Plusieurs mesures phares pour les fonctionnaires étant toujours en cours d’arbitrage, le secrétaire d'État Olivier Dussopt n’a pas fait d’annonces lors de la cinquième conférence téléphonique hebdomadaire organisée ce 23 avril 2020 avec les syndicats. Deux décrets sont attendus pour l’application de la prime exceptionnelle : un pour les versants État et territorial et un pour le versant hospitalier. Les discussions sont également toujours en cours pour le déplafonnement du CET. Quant au déconfinement, il est en préparation dans les ministères.

Le secrétaire d’État Olivier Dussopt lors de la conférence téléphonique hebdomadaire avec les organisations syndicales de la fonction publique du 2 avril 2020. MACP / @olivierdussopt

Intervenant une semaine après la présentation en Conseil des ministres du PLFR qui acte le principe d’une prime exceptionnelle pour certains agents mobilisés par la crise sanitaire et la publication de l’ordonnance sur la prise imposée de jours de congé durant le confinement pour les agents de l’État et de la fonction publique territoriale, la cinquième conférence téléphonique organisée par le secrétaire d'État Olivier Dussopt ce jeudi 23 avril avec les organisations syndicales n’a pu faire l’impasse sur ces sujets qui ont encore fait monter d’un cran le mécontentement de ces dernières.

Dénonçant à nouveau l’absence de dialogue social, en particulier sur l’ordonnance du 15 avril 2020 sur "la prise de jours de réduction du temps de travail ou de congés dans la fonction publique de l’État et la fonction publique territoriale au titre de la période d’urgence sanitaire", "sortie de nulle part" (lire sur AEF info), les représentants syndicaux pointent également le refus du gouvernement, confirmé pas plus tard que le 21 avril par le ministre des Solidarités et de la Santé, de reconnaître le Covid-19 comme maladie professionnelle pour d’autres agents publics que les soignants (lire sur AEF info).

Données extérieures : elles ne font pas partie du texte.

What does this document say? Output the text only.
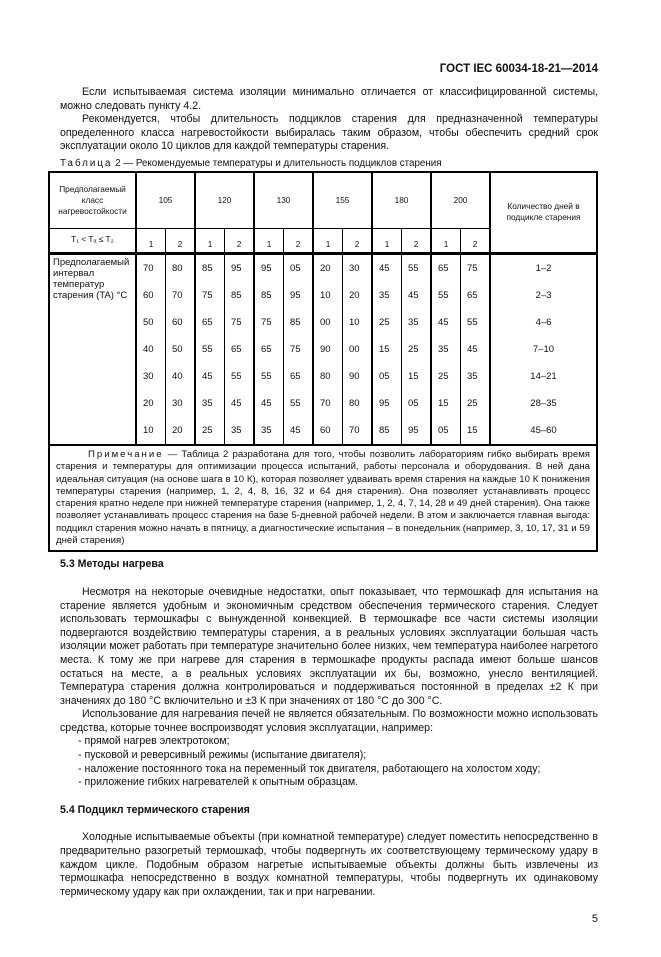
ГОСТ IEC 60034-18-21—2014

Если испытываемая система изоляции минимально отличается от классифицированной системы, можно следовать пункту 4.2.

Рекомендуется, чтобы длительность подциклов старения для предназначенной температуры определенного класса нагревостойкости выбиралась таким образом, чтобы обеспечить средний срок эксплуатации около 10 циклов для каждой температуры старения.

Таблица 2 — Рекомендуемые температуры и длительность подциклов старения
Предполагаемый класс нагревостойкости	105		120		130		155		180		200		Количество дней в подцикле старения
T₁ < Tₐ ≤ T₂	1	2	1	2	1	2	1	2	1	2	1	2	
Предполагаемый интервал температур старения (TA) °C	70	80	85	95	95	05	20	30	45	55	65	75	1–2
	60	70	75	85	85	95	10	20	35	45	55	65	2–3
	50	60	65	75	75	85	00	10	25	35	45	55	4–6
	40	50	55	65	65	75	90	00	15	25	35	45	7–10
	30	40	45	55	55	65	80	90	05	15	25	35	14–21
	20	30	35	45	45	55	70	80	95	05	15	25	28–35
	10	20	25	35	35	45	60	70	85	95	05	15	45–60
Примечание — Таблица 2 разработана для того, чтобы позволить лабораториям гибко выбирать время старения и температуры для оптимизации процесса испытаний, работы персонала и оборудования. В ней дана идеальная ситуация (на основе шага в 10 К), которая позволяет удваивать время старения на каждые 10 К понижения температуры старения (например, 1, 2, 4, 8, 16, 32 и 64 дня старения). Она позволяет устанавливать процесс старения кратно неделе при нижней температуре старения (например, 1, 2, 4, 7, 14, 28 и 49 дней старения). Она также позволяет устанавливать процесс старения на базе 5-дневной рабочей недели. В этом и заключается главная выгода: подцикл старения можно начать в пятницу, а диагностические испытания – в понедельник (например, 3, 10, 17, 31 и 59 дней старения)													

5.3 Методы нагрева

Несмотря на некоторые очевидные недостатки, опыт показывает, что термошкаф для испытания на старение является удобным и экономичным средством обеспечения термического старения. Следует использовать термошкафы с вынужденной конвекцией. В термошкафе все части системы изоляции подвергаются воздействию температуры старения, а в реальных условиях эксплуатации большая часть изоляции может работать при температуре значительно более низких, чем температура наиболее нагретого места. К тому же при нагреве для старения в термошкафе продукты распада имеют больше шансов остаться на месте, а в реальных условиях эксплуатации их бы, возможно, унесло вентиляцией. Температура старения должна контролироваться и поддерживаться постоянной в пределах ±2 К при значениях до 180 °С включительно и ±3 К при значениях от 180 °С до 300 °С.

Использование для нагревания печей не является обязательным. По возможности можно использовать средства, которые точнее воспроизводят условия эксплуатации, например:

- прямой нагрев электротоком;

- пусковой и реверсивный режимы (испытание двигателя);

- наложение постоянного тока на переменный ток двигателя, работающего на холостом ходу;

- приложение гибких нагревателей к опытным образцам.

5.4 Подцикл термического старения

Холодные испытываемые объекты (при комнатной температуре) следует поместить непосредственно в предварительно разогретый термошкаф, чтобы подвергнуть их соответствующему термическому удару в каждом цикле. Подобным образом нагретые испытываемые объекты должны быть извлечены из термошкафа непосредственно в воздух комнатной температуры, чтобы подвергнуть их одинаковому термическому удару как при охлаждении, так и при нагревании.

5
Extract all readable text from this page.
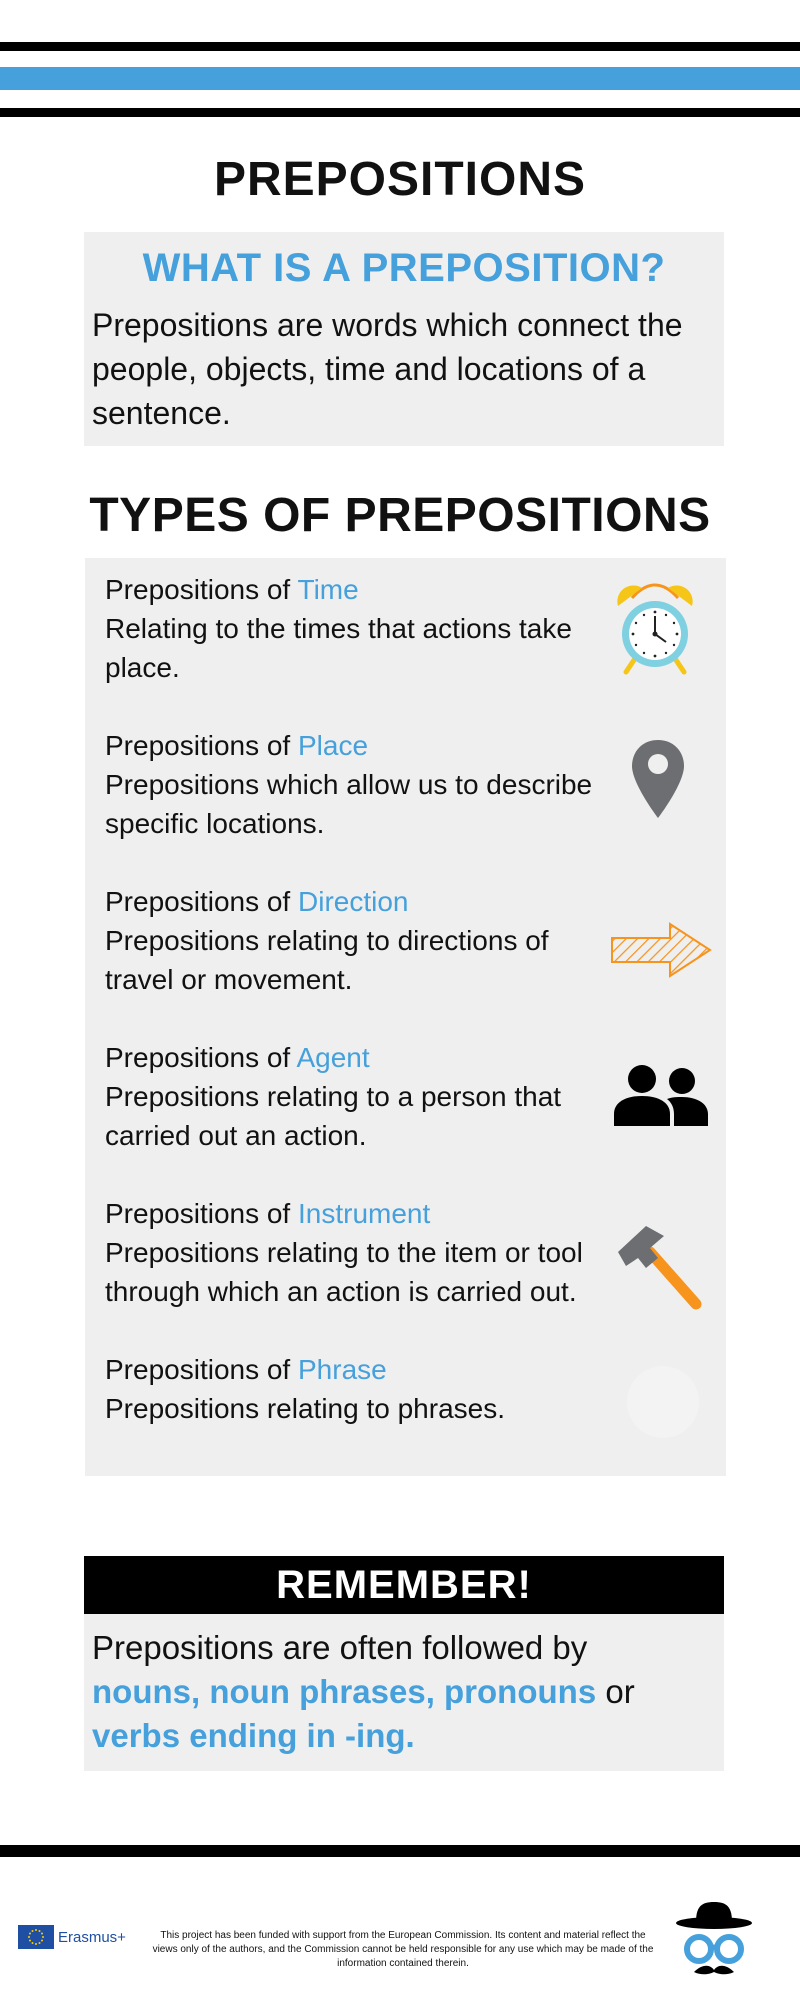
PREPOSITIONS
WHAT IS A PREPOSITION?

Prepositions are words which connect the people, objects, time and locations of a sentence.

TYPES OF PREPOSITIONS
Prepositions of Time
Relating to the times that actions take place.
Prepositions of Place
Prepositions which allow us to describe specific locations.
Prepositions of Direction
Prepositions relating to directions of travel or movement.
Prepositions of Agent
Prepositions relating to a person that carried out an action.
Prepositions of Instrument
Prepositions relating to the item or tool through which an action is carried out.
Prepositions of Phrase
Prepositions relating to phrases.
REMEMBER!

Prepositions are often followed by
nouns, noun phrases, pronouns or
verbs ending in -ing.

Erasmus+	This project has been funded with support from the European Commission. Its content and material reflect the views only of the authors, and the Commission cannot be held responsible for any use which may be made of the information contained therein.
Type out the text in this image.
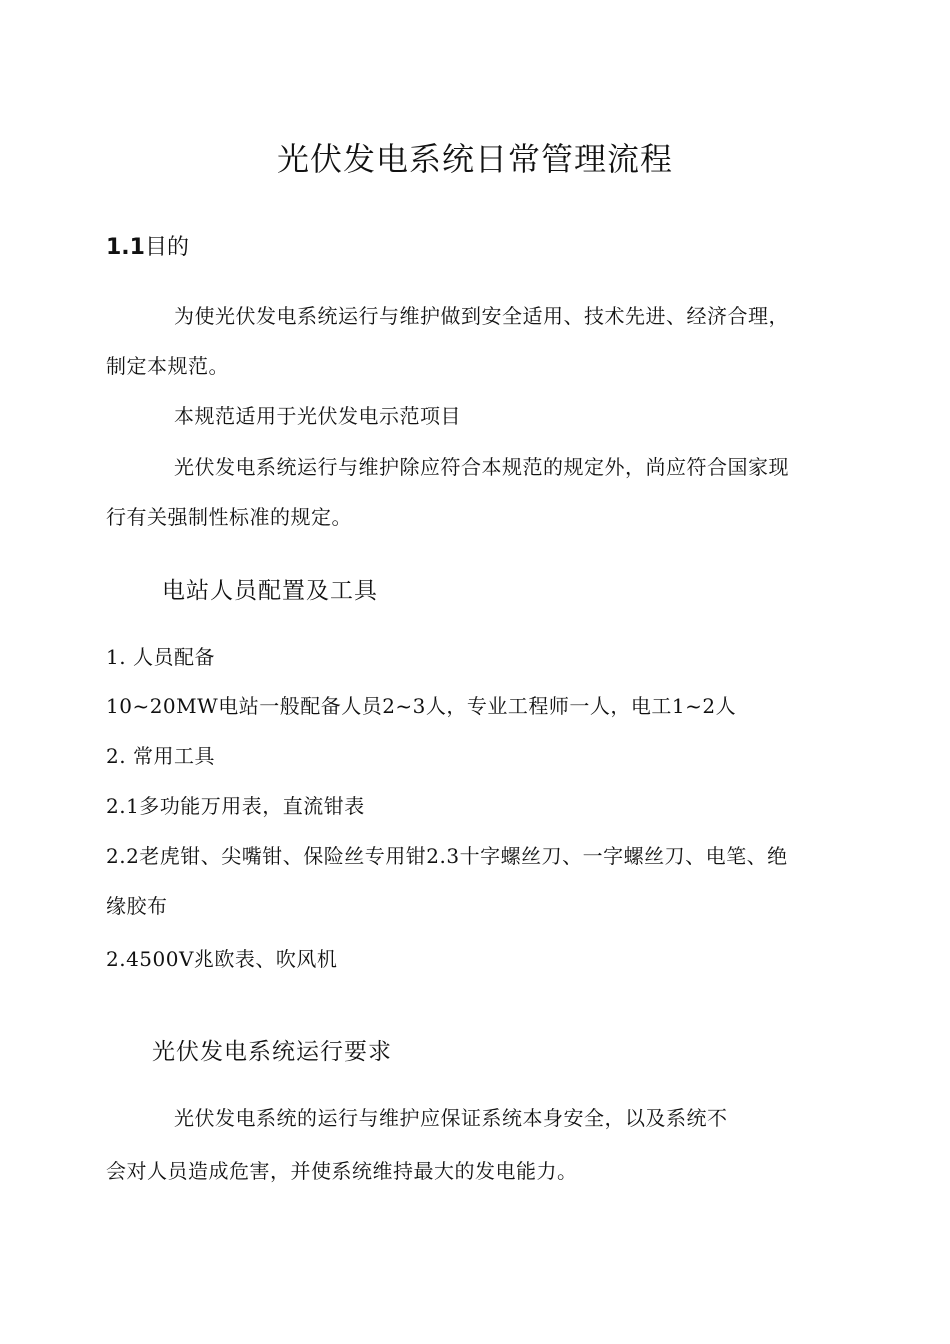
光伏发电系统日常管理流程
1.1目的

为使光伏发电系统运行与维护做到安全适用、技术先进、经济合理，

制定本规范。

本规范适用于光伏发电示范项目

光伏发电系统运行与维护除应符合本规范的规定外，尚应符合国家现

行有关强制性标准的规定。

电站人员配置及工具

1. 人员配备

10~20MW电站一般配备人员2~3人，专业工程师一人，电工1~2人

2. 常用工具

2.1多功能万用表，直流钳表

2.2老虎钳、尖嘴钳、保险丝专用钳2.3十字螺丝刀、一字螺丝刀、电笔、绝

缘胶布

2.4500V兆欧表、吹风机

光伏发电系统运行要求

光伏发电系统的运行与维护应保证系统本身安全，以及系统不

会对人员造成危害，并使系统维持最大的发电能力。
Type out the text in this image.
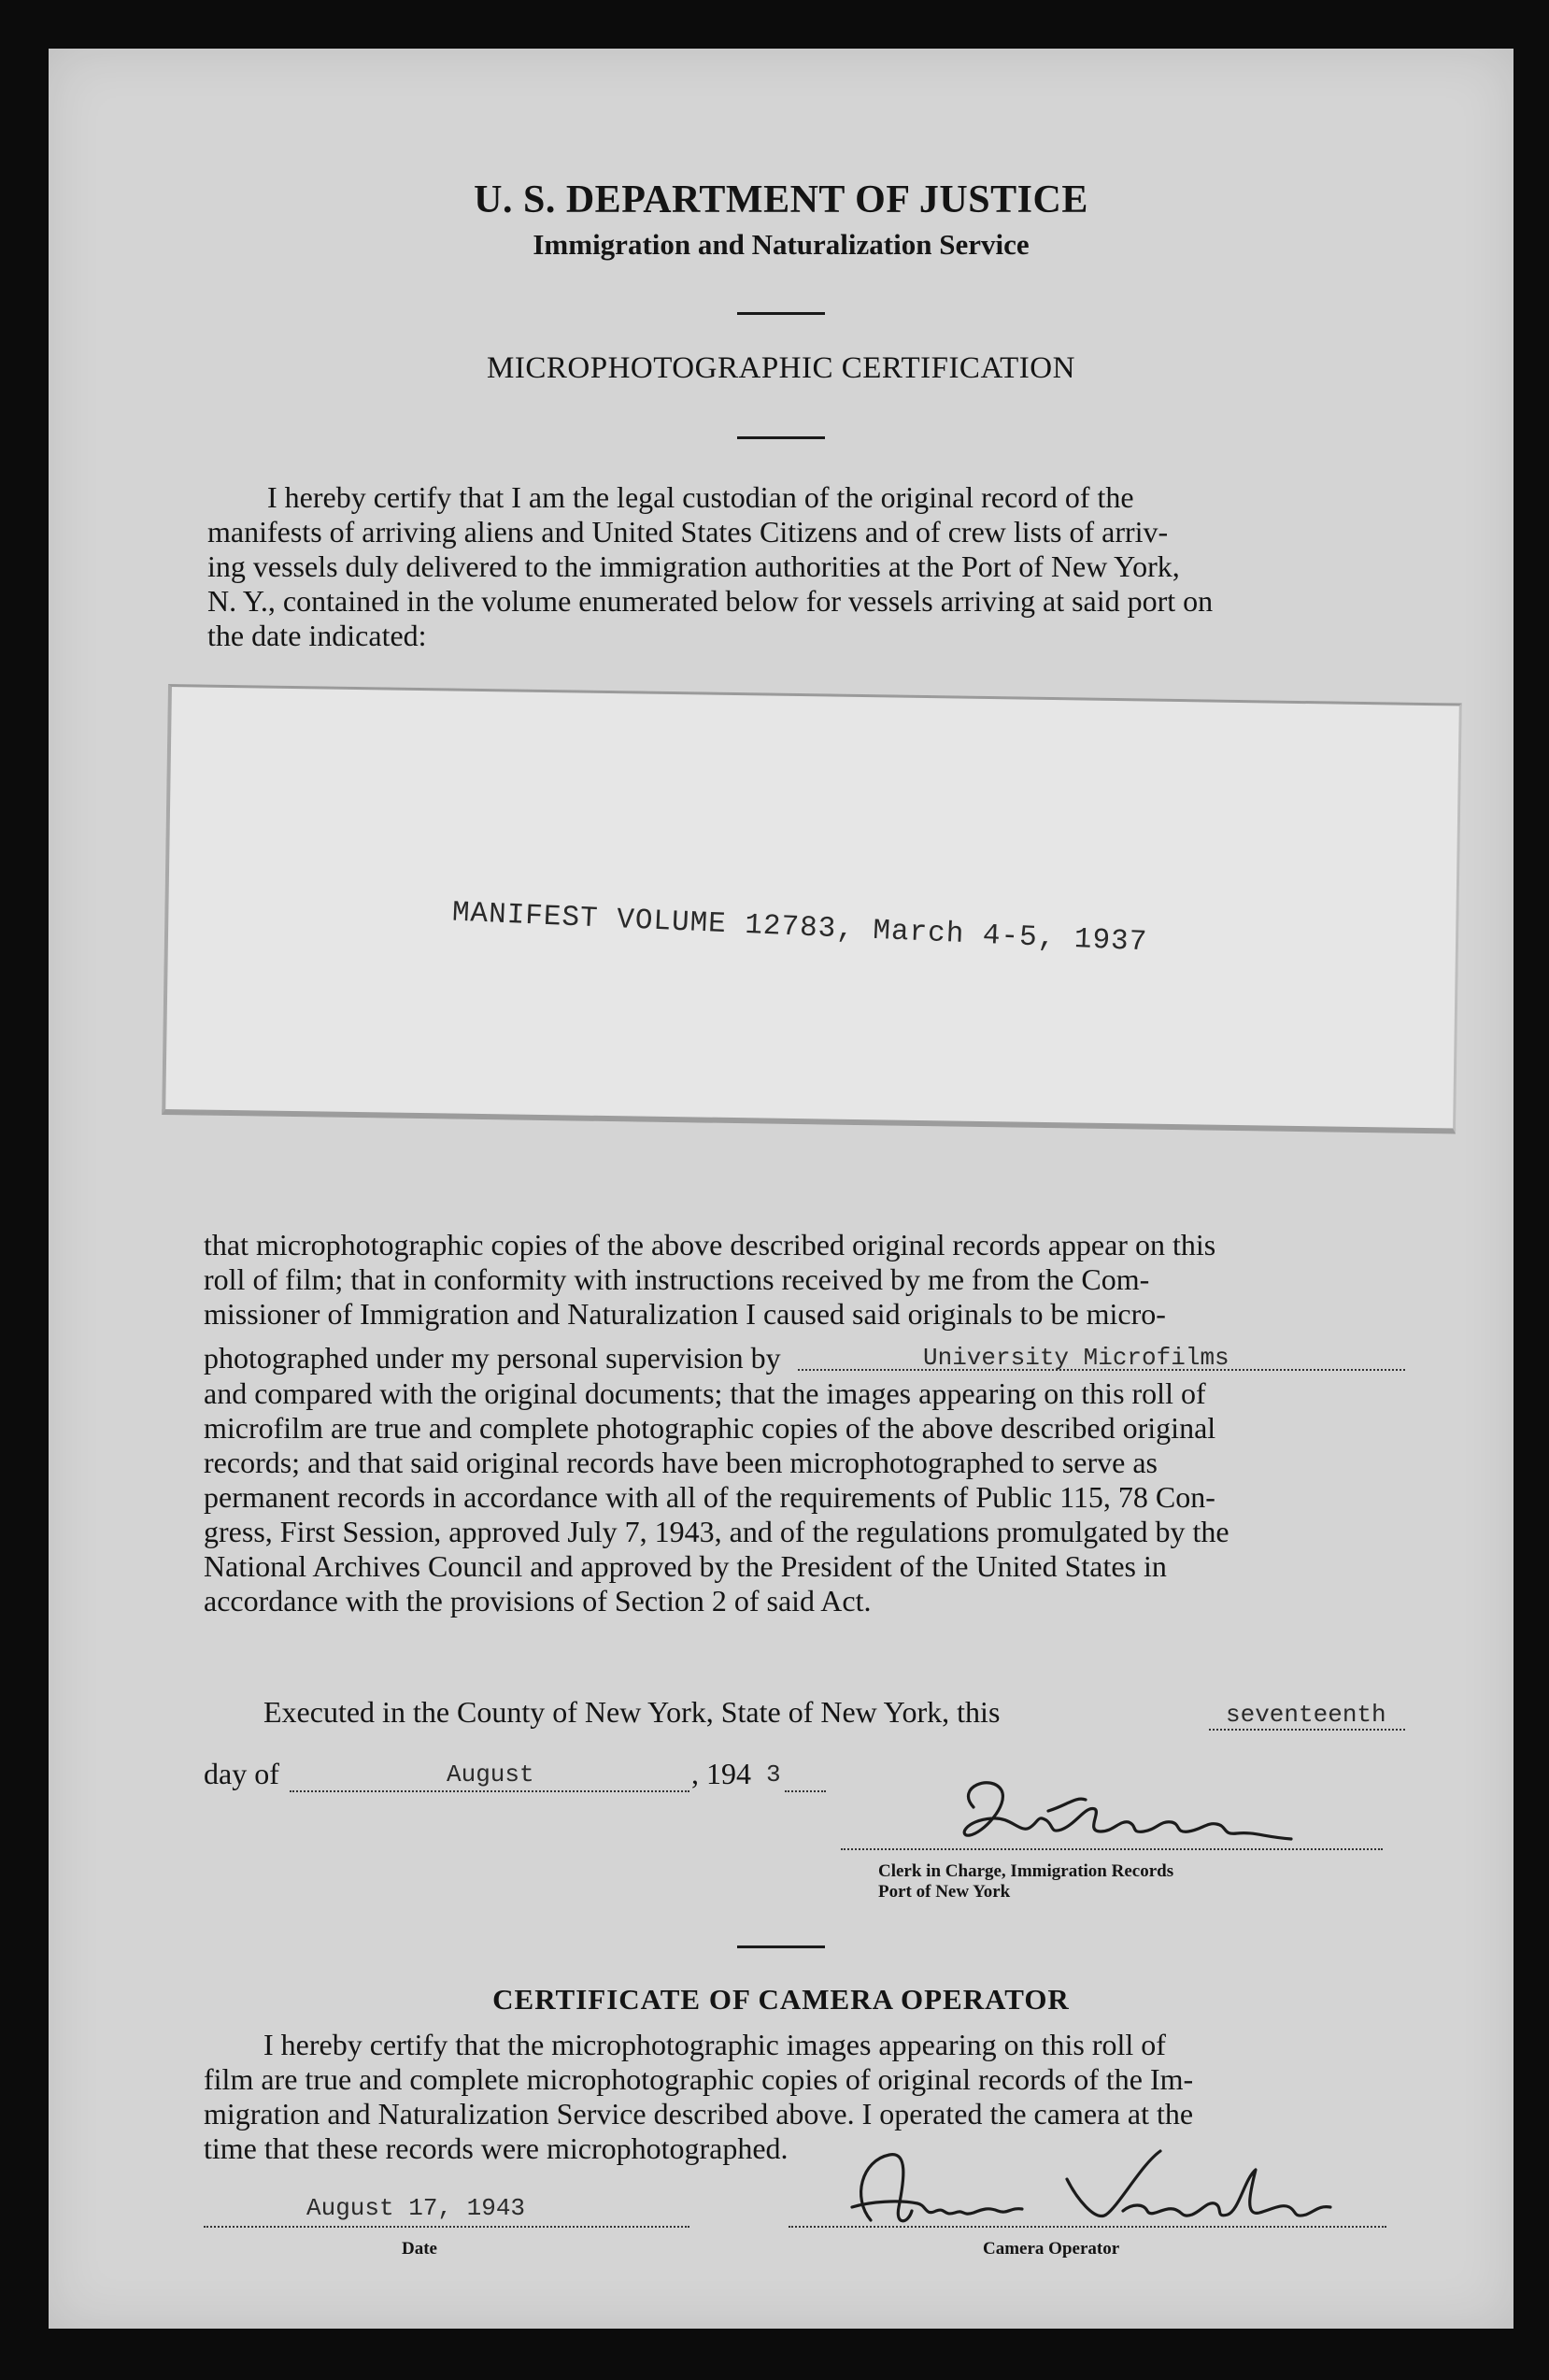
U. S. DEPARTMENT OF JUSTICE
Immigration and Naturalization Service
MICROPHOTOGRAPHIC CERTIFICATION
I hereby certify that I am the legal custodian of the original record of the
manifests of arriving aliens and United States Citizens and of crew lists of arriv-
ing vessels duly delivered to the immigration authorities at the Port of New York,
N. Y., contained in the volume enumerated below for vessels arriving at said port on
the date indicated:
MANIFEST VOLUME 12783, March 4-5, 1937
that microphotographic copies of the above described original records appear on this
roll of film; that in conformity with instructions received by me from the Com-
missioner of Immigration and Naturalization I caused said originals to be micro-
photographed under my personal supervision by	University Microfilms
and compared with the original documents; that the images appearing on this roll of
microfilm are true and complete photographic copies of the above described original
records; and that said original records have been microphotographed to serve as
permanent records in accordance with all of the requirements of Public 115, 78 Con-
gress, First Session, approved July 7, 1943, and of the regulations promulgated by the
National Archives Council and approved by the President of the United States in
accordance with the provisions of Section 2 of said Act.
Executed in the County of New York, State of New York, this	seventeenth
day of	August	, 194 3
Clerk in Charge, Immigration Records
Port of New York
CERTIFICATE OF CAMERA OPERATOR
I hereby certify that the microphotographic images appearing on this roll of
film are true and complete microphotographic copies of original records of the Im-
migration and Naturalization Service described above. I operated the camera at the
time that these records were microphotographed.
August 17, 1943
Date	Camera Operator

Les principaux points abordés

Prime exceptionnelle

Si Emmanuel Macron avait annoncé fin mars une "majoration des heures supplémentaires effectuées sous forme d’une prime exceptionnelle" pour "l’ensemble des personnels mobilisés", cet "ensemble" semble se réduire au fur et à mesure des arbitrages. L’objectif tel qu’indiqué dans le deuxième PLFR présenté le 15 avril en Conseil des ministres, qui acte sa défiscalisation et sa désocialisation (lire sur AEF info), est désormais de reconnaître l’engagement des personnels confrontés à "un surcroît de travail significatif durant cette période" de crise sanitaire, ce qui pourrait exclure du dispositif les agents en télétravail (lire sur AEF info).

"Les modalités seront précisées selon le surcroît d’activité pour valoriser les agents qui ont eu une implication forte", a d’ailleurs précisé ce jeudi après-midi Olivier Dussopt lors de son audition par la commission des Lois du Sénat sur "les mesures prises dans le cadre de la loi d’urgence pour faire face à l’épidémie de Covid-19". Deux décrets sont en cours d’élaboration : un portant sur les versants État et collectivités locales ; un sur l’hospitalière. Or d’après les premiers retours, la définition même des soignants concernés poserait problème. Selon certains syndicats, les ARS pourraient être chargées de cette définition et certains établissements médico-sociaux (hors Ehpad) pourraient ne pas être concernés.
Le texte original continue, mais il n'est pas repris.